Intergenerational Dialogues: Bridging Mental Health Across Bangladeshi Generations
- Anamiika Rahman, MHC-LP

- Jul 16
- 4 min read
Not too long ago, a Bangladeshi mom I work with said something that stuck with me:
“When my daughter told me she was in therapy, I didn’t know whether to feel scared, offended, or proud.” I remember sitting with that for a while. That mix of fear, pride, confusion says so much about where many of our families are still at when it comes to mental health.
While first-generation immigrants often carry the weight of survival having lived through political instability, economic hardship, and forced migration; their children navigate emotional challenges shaped by bicultural identity, generational expectations, and internalized guilt. When a child says, “I’m struggling,” and a parent replies, “Don’t say things like that, we didn’t raise you to be weak,” it quietly shuts the door. But what if there was a possibility of something different. Not perfect, just different. And maybe more honest? This blog explores the cultural and emotional dynamics that make intergenerational mental health dialogue difficult in Bangladeshi households and highlights how therapy can support both generations in building more open, empathetic relationships.
Why It Feels So Hard to Talk
For first-generation Bangladeshi immigrants, mental health is frequently viewed through a lens of stigma, moral framing (emotional distress is often spiritualized or minimized) or somatization (symptoms of anxiety and depression are commonly described in physical terms, such as gastric distress, fatigue, or body aches, with limited recognition of their emotional origins). This isn’t just about parents being older or “not getting it.” It’s deeper. It's emotional. It’s cultural. But their children are learning different language around mental health. They might talk about burnout, anxiety, boundaries, emotional safety… and suddenly the house might feel like two different worlds under one roof.
In therapy, I’ve heard things like:
“Maa tells me to just pray and be strong”
“Baba thinks I’m ungrateful if I say I feel overwhelmed.”
“I want to talk to them, but they’ve already gone through so much. I don’t want to seem like I’m complaining.”
Emotional needs are frequently under-acknowledged, not due to neglect, but due to limited language and societal tools. This cultural mismatch creates a tension that manifests in guilt, silence, and miscommunication at home.
What Happens When We Don’t Talk
Without open communication, emotional issues often go unacknowledged and untreated. This may lead to:
Kids start hiding how they really feel
Parents feel unappreciated or left out
Shame creeps in quietly
Delayed intervention for mood and anxiety disorders
Everyone starts drifting, even while living under the same roof
Reinforcement of maladaptive coping patterns across generations
The intention might be to protect each other, but silence often creates distance, not safety.
How Therapy Can Help
Therapy is not about blaming parents or forgetting culture. It is not about becoming Western or letting go of values. It is about creating space. Space to name what you are feeling, to look at what shaped you, and to try a new way of relating. Therapy can help unpack guilt, make sense of identity, and find tools to cope all without shutting out your roots. For parents, therapy can offer a place to process the grief of migration, to understand your children better, and to reflect on your own upbringing.
It is not about who is right or wrong. It is about building something stronger together.
Starting Small: One Conversation at a Time
Most Bangladeshi families are not built for “big emotional talks” and that is okay. Healing often happens in the small moments: in the car, while cooking, over even watching TV together.
If you want to open a door, try:
“Maa, what was it like for you to be sad when you were younger?”
“Abbu, what was the hardest part of leaving Bangladesh?”
“Can I share something that’s been on my mind lately?”
Even if they cannot fully get it, your effort makes an impression. Often it is not a lack of love, it is a lack of tools.

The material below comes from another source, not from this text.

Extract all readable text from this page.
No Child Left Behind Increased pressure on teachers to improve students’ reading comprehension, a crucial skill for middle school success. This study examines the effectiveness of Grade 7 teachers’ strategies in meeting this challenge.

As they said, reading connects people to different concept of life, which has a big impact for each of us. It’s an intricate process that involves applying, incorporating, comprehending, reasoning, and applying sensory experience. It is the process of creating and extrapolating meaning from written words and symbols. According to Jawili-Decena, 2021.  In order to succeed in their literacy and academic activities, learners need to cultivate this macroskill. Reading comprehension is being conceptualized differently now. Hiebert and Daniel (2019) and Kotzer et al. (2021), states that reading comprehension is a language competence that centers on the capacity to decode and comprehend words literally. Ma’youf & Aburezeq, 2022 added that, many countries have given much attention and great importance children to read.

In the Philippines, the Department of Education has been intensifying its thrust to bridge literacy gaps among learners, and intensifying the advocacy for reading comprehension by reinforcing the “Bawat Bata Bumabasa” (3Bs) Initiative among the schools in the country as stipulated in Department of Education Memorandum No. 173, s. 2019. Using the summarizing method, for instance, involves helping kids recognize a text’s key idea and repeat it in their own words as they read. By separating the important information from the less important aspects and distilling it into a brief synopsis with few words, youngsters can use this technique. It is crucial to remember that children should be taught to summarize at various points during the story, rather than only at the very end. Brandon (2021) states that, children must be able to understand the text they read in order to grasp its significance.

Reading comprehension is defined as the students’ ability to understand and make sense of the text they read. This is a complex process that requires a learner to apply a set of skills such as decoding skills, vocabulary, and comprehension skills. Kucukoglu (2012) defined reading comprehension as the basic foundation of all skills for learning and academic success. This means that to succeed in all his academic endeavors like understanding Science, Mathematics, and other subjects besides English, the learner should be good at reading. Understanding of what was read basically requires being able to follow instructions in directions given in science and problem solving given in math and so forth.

For Parents Who Are Trying to Understand
If you're a Bangladeshi parent reading this first of all, thank you. I know it takes courage. And I want to say this gently:If your child is in therapy, it doesn’t mean you’ve failed them. It likely means they trust you enough to want you in their life while they figure things out. It means you raised someone who wants to grow and that’s something to be proud of.
A Simple Family Practice to Incorporate
Once a week, during dinner or while watching TV, try something simple:
Everyone names one emotion they felt that week. That’s it.
Nothing dramatic. No need to fix or advise. Just listen.
If English feels unnatural, mix it up:
“Ajke amar mone hocchey….” [Today I am feeling..]
“Buk e chaap lagchey” [My chest hurts = signs of physical distress from anxiety
“Ei feeling er naam ache?” [Does this feeling have a name?]
Over time, you are not just building emotional fluency, you are showing each other it’s okay to feel.
In Bangladeshi culture, love is often shown through food, sacrifice, and spirituality. That kind of love is powerful. But love can also look like saying, “How are you really?” or “I’m listening.”
Let’s create room for both.
Resources
Khan, F. (2023). Mental Health in Bangladeshi Immigrant Families: Challenges and Care Pathways.
BRAC Institute of Educational Development (2021). Mental health stigma in urban Bangladeshi households: A qualitative study.